Polemik Pose Satu Jari, Begini Penjelasan Ridwan Kamil

Himas Puspito Putra, Antara ยท Kamis, 10 Januari 2019 - 01:58 WIB
Polemik Pose Satu Jari, Begini Penjelasan Ridwan Kamil
Gubernur Jawa Barat, Ridwan Kamil. (Foto: Dok iNews.id)

BANDUNG, iNews.id - Gubernur Jawa Barat M Ridwan Kamil memberikan penjelasan terkait pose "satu Jari" yang jadi polemik belakangan ini. Pose tersebut diartikan sebagai bentuk dukungan kepada salah satu pasangan calon presiden dan wakil presiden.

Penjelasan tersebut diutarakan dalam unggahan akun instagram miliknya @ridwankamil, Rabu (9/1/2019), terkait beredarnya video dirinya yang mengacungkan satu jari saat bersama petinggi PKB (Hanif Dhakiri dan Muhaimin Iskandar) di media sosial beberapa waktu.

Dalam unggahan instagram yang sudah dikomentari oleh 7.000 lebih warganet dan disukai lebih dari 120.000 kali itu, Emil menjelaskan ihwal pose satu jari yang mengundang polemik di media sosial.

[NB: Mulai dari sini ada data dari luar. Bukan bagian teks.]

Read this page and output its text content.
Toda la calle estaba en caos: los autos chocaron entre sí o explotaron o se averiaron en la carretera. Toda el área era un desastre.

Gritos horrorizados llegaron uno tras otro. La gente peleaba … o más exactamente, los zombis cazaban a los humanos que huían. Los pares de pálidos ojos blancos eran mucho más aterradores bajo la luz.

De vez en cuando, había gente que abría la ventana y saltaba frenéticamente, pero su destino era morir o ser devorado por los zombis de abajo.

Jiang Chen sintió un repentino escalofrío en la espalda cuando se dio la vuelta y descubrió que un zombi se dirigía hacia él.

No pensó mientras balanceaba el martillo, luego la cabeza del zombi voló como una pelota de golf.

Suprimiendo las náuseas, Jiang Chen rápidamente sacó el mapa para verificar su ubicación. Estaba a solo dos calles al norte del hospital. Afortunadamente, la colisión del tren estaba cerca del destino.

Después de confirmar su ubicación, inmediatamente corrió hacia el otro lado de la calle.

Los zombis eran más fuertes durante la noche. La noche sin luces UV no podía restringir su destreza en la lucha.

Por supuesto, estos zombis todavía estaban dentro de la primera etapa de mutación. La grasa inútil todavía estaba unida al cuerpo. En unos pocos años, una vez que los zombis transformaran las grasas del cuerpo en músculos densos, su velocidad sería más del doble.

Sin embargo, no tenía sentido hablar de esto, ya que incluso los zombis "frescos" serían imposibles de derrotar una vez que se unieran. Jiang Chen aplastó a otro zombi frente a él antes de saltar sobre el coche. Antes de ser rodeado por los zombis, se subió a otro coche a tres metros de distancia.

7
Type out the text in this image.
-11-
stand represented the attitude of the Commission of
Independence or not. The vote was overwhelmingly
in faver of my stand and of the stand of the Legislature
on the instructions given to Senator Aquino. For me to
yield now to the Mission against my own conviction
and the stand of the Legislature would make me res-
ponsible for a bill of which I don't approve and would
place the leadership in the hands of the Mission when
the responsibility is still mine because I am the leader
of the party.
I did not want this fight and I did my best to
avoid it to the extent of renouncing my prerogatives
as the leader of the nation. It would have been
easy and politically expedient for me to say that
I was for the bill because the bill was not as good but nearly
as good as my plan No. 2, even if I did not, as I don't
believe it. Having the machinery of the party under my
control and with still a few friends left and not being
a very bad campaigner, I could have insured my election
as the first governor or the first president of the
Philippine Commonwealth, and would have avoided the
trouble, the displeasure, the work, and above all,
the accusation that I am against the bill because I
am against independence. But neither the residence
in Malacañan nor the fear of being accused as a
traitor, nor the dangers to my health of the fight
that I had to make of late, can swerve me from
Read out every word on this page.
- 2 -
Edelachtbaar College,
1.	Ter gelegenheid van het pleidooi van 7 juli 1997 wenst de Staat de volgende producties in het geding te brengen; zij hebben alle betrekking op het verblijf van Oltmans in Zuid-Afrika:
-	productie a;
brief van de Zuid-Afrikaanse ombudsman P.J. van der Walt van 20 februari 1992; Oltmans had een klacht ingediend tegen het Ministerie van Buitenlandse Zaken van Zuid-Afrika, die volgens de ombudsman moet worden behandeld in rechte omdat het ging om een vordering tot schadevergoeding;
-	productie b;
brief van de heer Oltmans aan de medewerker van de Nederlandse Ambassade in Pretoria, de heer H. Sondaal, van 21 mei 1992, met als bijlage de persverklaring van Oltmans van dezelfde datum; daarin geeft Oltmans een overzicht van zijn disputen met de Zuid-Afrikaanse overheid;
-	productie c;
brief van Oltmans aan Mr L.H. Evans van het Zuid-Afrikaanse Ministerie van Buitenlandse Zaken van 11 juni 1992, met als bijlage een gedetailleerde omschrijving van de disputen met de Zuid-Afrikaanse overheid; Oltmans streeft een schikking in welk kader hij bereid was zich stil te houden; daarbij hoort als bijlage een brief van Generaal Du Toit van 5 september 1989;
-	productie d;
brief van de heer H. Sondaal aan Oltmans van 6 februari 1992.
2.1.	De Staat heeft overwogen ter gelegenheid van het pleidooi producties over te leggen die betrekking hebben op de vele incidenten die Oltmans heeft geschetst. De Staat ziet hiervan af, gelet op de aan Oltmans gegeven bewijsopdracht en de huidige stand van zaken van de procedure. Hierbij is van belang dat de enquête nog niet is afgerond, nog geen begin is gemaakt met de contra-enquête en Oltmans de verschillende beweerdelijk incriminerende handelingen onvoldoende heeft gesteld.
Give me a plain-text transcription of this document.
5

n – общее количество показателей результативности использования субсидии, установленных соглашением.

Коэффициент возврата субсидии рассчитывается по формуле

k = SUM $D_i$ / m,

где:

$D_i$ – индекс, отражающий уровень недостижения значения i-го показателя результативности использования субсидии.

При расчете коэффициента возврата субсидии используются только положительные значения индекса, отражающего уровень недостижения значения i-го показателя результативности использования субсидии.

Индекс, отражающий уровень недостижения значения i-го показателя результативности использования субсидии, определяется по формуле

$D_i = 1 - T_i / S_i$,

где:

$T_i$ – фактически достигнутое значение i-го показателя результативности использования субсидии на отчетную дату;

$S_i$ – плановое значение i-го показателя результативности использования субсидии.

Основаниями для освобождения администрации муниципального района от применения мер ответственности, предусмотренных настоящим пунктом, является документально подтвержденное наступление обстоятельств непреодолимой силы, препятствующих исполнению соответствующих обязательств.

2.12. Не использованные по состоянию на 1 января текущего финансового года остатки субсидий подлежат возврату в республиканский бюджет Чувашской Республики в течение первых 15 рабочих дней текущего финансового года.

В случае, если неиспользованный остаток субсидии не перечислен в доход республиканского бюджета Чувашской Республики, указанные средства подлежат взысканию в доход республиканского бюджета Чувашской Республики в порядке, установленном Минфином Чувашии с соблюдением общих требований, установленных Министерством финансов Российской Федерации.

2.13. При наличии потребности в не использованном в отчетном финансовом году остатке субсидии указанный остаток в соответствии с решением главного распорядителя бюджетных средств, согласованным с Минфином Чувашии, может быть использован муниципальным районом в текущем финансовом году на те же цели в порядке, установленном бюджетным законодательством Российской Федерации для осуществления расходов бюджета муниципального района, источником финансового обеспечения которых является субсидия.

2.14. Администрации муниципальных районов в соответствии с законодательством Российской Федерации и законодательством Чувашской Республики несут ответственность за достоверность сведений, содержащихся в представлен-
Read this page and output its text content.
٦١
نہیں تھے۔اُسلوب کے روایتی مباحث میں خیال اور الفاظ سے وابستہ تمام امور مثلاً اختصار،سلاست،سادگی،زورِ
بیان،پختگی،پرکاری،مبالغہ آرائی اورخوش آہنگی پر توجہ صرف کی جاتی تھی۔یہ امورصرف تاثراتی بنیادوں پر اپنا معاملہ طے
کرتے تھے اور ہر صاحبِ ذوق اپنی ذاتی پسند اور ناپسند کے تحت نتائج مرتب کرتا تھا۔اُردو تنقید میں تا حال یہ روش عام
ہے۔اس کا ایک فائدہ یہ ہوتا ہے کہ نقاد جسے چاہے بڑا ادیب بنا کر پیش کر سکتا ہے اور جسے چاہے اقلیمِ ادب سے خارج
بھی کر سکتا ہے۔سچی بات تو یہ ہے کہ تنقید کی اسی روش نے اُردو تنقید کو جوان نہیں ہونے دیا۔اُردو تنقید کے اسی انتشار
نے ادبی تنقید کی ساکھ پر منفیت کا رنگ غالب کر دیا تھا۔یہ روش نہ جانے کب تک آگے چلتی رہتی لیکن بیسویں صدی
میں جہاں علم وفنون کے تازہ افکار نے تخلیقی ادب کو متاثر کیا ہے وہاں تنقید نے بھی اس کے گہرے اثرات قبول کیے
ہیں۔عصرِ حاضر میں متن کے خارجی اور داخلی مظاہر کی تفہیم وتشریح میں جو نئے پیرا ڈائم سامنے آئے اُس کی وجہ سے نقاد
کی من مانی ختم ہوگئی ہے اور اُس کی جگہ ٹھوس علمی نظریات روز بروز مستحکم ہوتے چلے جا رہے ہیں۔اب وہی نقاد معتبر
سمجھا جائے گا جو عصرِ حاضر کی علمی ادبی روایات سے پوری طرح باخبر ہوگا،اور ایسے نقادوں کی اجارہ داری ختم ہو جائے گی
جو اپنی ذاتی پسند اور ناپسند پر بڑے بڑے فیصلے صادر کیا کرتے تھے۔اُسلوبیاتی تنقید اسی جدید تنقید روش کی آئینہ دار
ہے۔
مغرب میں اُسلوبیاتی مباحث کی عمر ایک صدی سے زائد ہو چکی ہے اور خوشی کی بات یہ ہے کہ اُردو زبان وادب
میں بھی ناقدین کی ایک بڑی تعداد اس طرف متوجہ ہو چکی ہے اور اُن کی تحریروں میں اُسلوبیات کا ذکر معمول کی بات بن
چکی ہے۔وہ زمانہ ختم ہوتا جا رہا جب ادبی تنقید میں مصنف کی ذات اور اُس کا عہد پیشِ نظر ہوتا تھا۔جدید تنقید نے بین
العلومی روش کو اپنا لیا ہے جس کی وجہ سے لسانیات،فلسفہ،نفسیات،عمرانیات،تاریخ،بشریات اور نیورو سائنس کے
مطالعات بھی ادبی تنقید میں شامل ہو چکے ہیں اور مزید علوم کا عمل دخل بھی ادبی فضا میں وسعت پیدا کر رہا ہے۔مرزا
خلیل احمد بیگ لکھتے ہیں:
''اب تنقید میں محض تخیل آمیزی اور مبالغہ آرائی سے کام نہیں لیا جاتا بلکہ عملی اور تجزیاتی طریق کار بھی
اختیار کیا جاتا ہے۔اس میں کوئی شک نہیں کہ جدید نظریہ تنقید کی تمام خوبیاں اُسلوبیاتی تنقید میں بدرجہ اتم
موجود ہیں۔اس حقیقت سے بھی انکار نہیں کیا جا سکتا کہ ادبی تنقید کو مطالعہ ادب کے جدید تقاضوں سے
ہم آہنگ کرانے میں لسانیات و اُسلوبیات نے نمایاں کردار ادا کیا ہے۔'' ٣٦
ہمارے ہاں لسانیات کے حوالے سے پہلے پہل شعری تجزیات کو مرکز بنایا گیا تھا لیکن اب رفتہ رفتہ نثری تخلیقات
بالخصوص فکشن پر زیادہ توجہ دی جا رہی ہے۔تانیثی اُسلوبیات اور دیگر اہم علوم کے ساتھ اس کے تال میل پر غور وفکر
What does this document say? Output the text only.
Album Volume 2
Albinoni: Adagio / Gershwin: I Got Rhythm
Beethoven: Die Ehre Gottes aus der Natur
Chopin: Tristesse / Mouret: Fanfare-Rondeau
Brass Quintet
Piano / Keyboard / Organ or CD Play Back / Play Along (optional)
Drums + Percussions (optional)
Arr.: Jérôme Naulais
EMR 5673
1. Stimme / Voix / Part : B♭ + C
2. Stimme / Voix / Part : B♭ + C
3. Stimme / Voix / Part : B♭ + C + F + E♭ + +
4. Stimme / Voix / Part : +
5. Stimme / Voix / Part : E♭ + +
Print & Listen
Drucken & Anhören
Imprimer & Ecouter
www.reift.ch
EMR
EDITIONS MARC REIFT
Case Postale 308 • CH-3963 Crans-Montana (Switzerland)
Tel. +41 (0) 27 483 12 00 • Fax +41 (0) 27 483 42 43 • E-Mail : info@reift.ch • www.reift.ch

"Kenapa Pak Ridwan Kamil Tidak Diperiksa Bawaslu? kan mengacungkan jari ini itu segala rupa. Jawab: Saya melakukan aktivitas terkait kampanye/politik Pilpres 2019 dll itu di akhir pekan sesuai aturan atau ambil cuti jika terpaksa di hari kerja,” tulis Ridwan Kamil.

Dia pun menegaskan, jika aturan kampanye bagi kepala daerah itu hanya tidak diperbolehkan ketika jam kerja. “Pejabat negara itu jika mau kampanye atau mengacungkan jari kampanye, aturannya: tidak boleh di hari/jam kerja. Pilihannya adalah cuti di hari kerja dengan izin Kemendagri atau tidak perlu cuti jika berkegiatan di akhir pekan,” tulisnya lagi.

Dia pun meminta masyarakat untuk memahami berita dan aturan mengenai kampanye tersebut. Karena dengan begitu, pose satu jarinya tentu tidak akan menjadi polemik seperti sekarang. “Coba pahami berita itu dengan ilmu dan aturan, Insya Allah akan aman. Silakan dibaca slide-nya. Hatur Nuhun,” kata Emil.

Dalam unggahan tersebut, Ridwan Kamil juga menyertakan unggahan foto tentang sejumlah pasal PKPU Nomor 23 Tahun 2018.